Wednesday, April 17, 2013

Home

I have been on the road for the past 2 weeks. I told you about going for the mini-mission trip 2
weeks ago. Last week we went to WV for a revival. It was about 5 hours away from where we live. It was great! We met new people, had many salvations and several filled with the Holy Spirit. The church was small, but very friendly. They had a good mix of kids, teens, parents and grandparents. I know God is going to use them...they sure love Him very much!
  
  It feels so good to be home though. God really touched me during the revival and I am  so
thankful. It was nice to get a break from work and all of my church responsibilities and we didn't bring school work with us (we homeschool). We had services Wed-Sun morning...but I didn't have to teach etc. I did help sing though. I missed my church a lot. It is like my little family.

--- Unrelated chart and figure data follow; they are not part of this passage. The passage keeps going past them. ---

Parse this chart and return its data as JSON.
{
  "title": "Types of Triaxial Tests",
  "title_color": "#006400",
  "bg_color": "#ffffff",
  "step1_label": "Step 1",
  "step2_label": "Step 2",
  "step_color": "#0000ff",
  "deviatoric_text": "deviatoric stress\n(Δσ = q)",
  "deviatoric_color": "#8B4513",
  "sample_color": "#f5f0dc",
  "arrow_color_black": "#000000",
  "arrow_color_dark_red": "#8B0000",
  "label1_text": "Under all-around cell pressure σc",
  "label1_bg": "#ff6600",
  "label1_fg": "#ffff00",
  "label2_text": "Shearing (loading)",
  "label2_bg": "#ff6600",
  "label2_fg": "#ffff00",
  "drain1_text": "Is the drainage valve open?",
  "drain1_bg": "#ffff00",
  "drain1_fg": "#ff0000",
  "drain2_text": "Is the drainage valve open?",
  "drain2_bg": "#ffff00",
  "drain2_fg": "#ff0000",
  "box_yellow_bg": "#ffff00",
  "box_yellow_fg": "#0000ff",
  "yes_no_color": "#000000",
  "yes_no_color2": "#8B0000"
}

Home....such a comforting place. I am a person that does not generally like change. I like my day to
day routine, I like to know where I am going. I guess this is due to moving so much growing up. I often think how nice it would have been to be born and raised in the same area. To know everyone there, go to school with the same people etc. I have been blessed though...seeing many places, living in different areas and meeting so many different people. Coming home just feels good, even when you don't want to leave...just the first night back in your own bed....knowing everything is in its place...great feeling for me.

Lately I have felt even more.....this world isn't my home. I am not comfortable here. I cannot wait
to get out of here and be with the Lord. There was an old song my parents would play on a record....Lord, I want to go home. It sounds a little morbid if you don't understand what I am saying. I don't want to die...I just want to be with Jesus, to hear Him say "well done, thou good and faithful servant". I cannot imagine just being in His presence. I long for Him, to sit at His feet, to worship Him. To see those that have gone before me....and yet, I feel...not yet Lord. There are so many that are not ready...so many left to tell. Help me Lord to reach out to them while there is still time.

 Do you ever long to go home? Do you feel comfortable here? Are you ready to go when the
trumpet sounds? If not, it sure is easy to have Jesus come into your heart. He is what will make Heaven home. Not the place, but Him. All you have to do is ask Him to come into your heart, to forgive you of all the bad things you have done. Tell Him you believe that He died on the cross for you and that you believe He is in Heaven waiting for you. He loves you and wants you to come home with Him one day soon!
 

Tuesday, April 9, 2013

Life goes by so fast....BUSY

I have not been posting lately...my excuse? BUSY.....no time. I am sure your life is a lot like mine. Always running from one thing to the next, work, kids, church,bills to pay, phone calls to make, e-mails to check etc. It just seems the older I get the busier life has become. I am not saying it is a bad thing...just trying to slow down a bit so I can enjoy life.
 
We just got home from a mini-mission trip. We went to help a new church get started. We had
prayer on Friday night, and helped them do last minute touches on their building. Saturday we went out all day and knocked on doors, inviting people to service. This was out in the country so a lot of hills and farms we walked.

We met some of the sweetest people. One lady (Faye) was 91 years old and lived alone. She was really weak due to her heart. It took her about 10 minutes to get to the door, but she yelled, " I'm coming, don't leave! " What a sweet lady to visit with.She begged us not to forget her, and even asked us to pray for her husband of 60 years that was abusive. He no longer lived with her, but she said that he needed Jesus.

 We met many people like this, just looking to talk to someone, they wanted someone to pray or just sit with them a few minutes. I asked them if we could do something for them before we left and they all said no. They were not looking for money, or workers, or a hand out. Just a friend. They felt lonely, no one to spend time with or talk to. They told us we could come back and visit any time and very often.

 It was a wonderful experience, yet it made me sad at the same time. I knew I didn't live in this area
and I personally would not be back to visit them. I did let them know this and also told them I would give their information to the pastor and that someone would come and visit with them. But, have I become too busy? I mean, I teach Sunday School, Children's church as well as the Youth and Young Adults. I go to the prayer meetings and all services. I help with the food pantry, fund raisers, I am the VBS director, I visit the sick and send cards and post cards out...and so many different things for the church. I deliver food baskets, go Christmas caroling, direct the kid's Christmas play, sing in the choir, on the worship team and on for the emsemble...and this could go on. I love doing it all....but I think I need to slow down on some of it and just go sit with those in the area I don't know yet.

 Isn't this what being a Christian is all about? I help and do many things to reach out and visit those
I know of...but I know I need to go out on my own and knock on doors and just let people know Jesus loves them and I am here to pray for them, spend time with them and just love them. Can't I spare 10 minutes a day...or maybe fit in a hour a week?

Lord, help me to be your hands, your feet. Help me not to be to busy to go to love people that need it. If I don't go...who will?

Have you ever felt to busy to do the basic thing God has called us to do?